Setup
import numpy as np
import pandas as pd
import matplotlib.pyplot as plt
import seaborn as sns
import plotly.express as px
import plotly.graph_objects as go
#chart_studio.tools.set_credentials_file(username='econdata777', api_key='ADDhere')
import statsmodels.api as sm
import statsmodels.formula.api as smf
import warnings
#warnings.filterwarnings('ignore')
Import data
df1 = pd.read_csv("https://raw.githubusercontent.com/quarcs-lab/mendez2020-convergence-clubs-code-data/master/assets/dat.csv")
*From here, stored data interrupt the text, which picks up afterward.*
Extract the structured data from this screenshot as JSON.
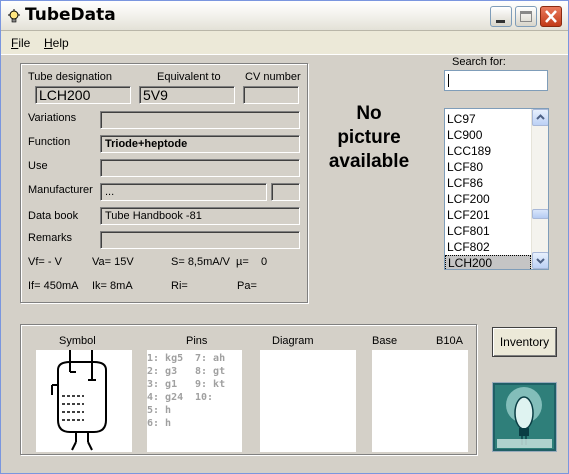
{
  "window": {
    "title": "TubeData"
  },
  "menu": [
    {
      "label": "File",
      "mnemonic": "F",
      "rest": "ile"
    },
    {
      "label": "Help",
      "mnemonic": "H",
      "rest": "elp"
    }
  ],
  "header_labels": {
    "designation": "Tube designation",
    "equivalent": "Equivalent to",
    "cv": "CV number"
  },
  "fields": {
    "designation": "LCH200",
    "equivalent": "5V9",
    "cv": "",
    "variations_label": "Variations",
    "variations": "",
    "function_label": "Function",
    "function": "Triode+heptode",
    "use_label": "Use",
    "use": "",
    "manufacturer_label": "Manufacturer",
    "manufacturer": "...",
    "manufacturer_code": "",
    "databook_label": "Data book",
    "databook": "Tube Handbook -81",
    "remarks_label": "Remarks",
    "remarks": ""
  },
  "params": {
    "vf": "Vf= - V",
    "va": "Va= 15V",
    "s": "S= 8,5mA/V",
    "mu": "µ=",
    "mu_val": "0",
    "if": "If= 450mA",
    "ik": "Ik= 8mA",
    "ri": "Ri=",
    "pa": "Pa="
  },
  "no_picture": [
    "No",
    "picture",
    "available"
  ],
  "search": {
    "label": "Search for:",
    "value": ""
  },
  "tube_list": [
    "LC97",
    "LC900",
    "LCC189",
    "LCF80",
    "LCF86",
    "LCF200",
    "LCF201",
    "LCF801",
    "LCF802",
    "LCH200"
  ],
  "selected_tube": "LCH200",
  "bottom_labels": {
    "symbol": "Symbol",
    "pins": "Pins",
    "diagram": "Diagram",
    "base": "Base",
    "base_code": "B10A"
  },
  "pins": [
    "1: kg5",
    "2: g3",
    "3: g1",
    "4: g24",
    "5: h",
    "6: h",
    "7: ah",
    "8: gt",
    "9: kt",
    "10:"
  ],
  "inventory_button": "Inventory",
  "colors": {
    "dialog_bg": "#d4d0c8",
    "titlebar_close": "#c23a17",
    "list_selection": "#c5c5c5",
    "pin_text": "#a0a0a0"
  },
  "icons": [
    "bulb-icon",
    "minimize-icon",
    "maximize-icon",
    "close-icon",
    "scroll-up-icon",
    "scroll-down-icon",
    "tube-symbol-icon",
    "logo-icon"
  ]
}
#df1 = pd.read_csv("https://raw.githubusercontent.com/quarcs-lab/mendez2020-convergence-clubs-code-data/master/assets/dat.csv", parse_dates =['year'])
df1
#df1.head()
df1.columns
Dataset definitions
# Import definitions of dataset
df1_def = pd.read_csv("https://raw.githubusercontent.com/quarcs-lab/mendez2020-convergence-clubs-code-data/master//assets/dat-definitions.csv")
df1_def
Descriptive statistics
df1.describe().round(2)
Prepare data
df2 = df1[['country', 'year', 'GDPpc', 'h', 'ky', 'TFP']]
df2
df2 = df1[['country', 'year', 'GDPpc', 'h', 'ky', 'TFP']]
df2
Data Visualization
Strip plot
px.strip(df1,
x = 's',
y = 'region',
hover_name= 'country',
hover_data= ['h', 'ky'],
color= 'region',
animation_frame= 'year')
px.strip(df1,
x = 'GDPpc',
y = 'region',
hover_name= 'country',
hover_data= ['h', 'ky'],
color= 'region',
animation_frame= 'year')
Line plots
px.line(df1, x='year', y='log_lp', color='country', facet_col= 'region', facet_col_wrap= 2, height= 800)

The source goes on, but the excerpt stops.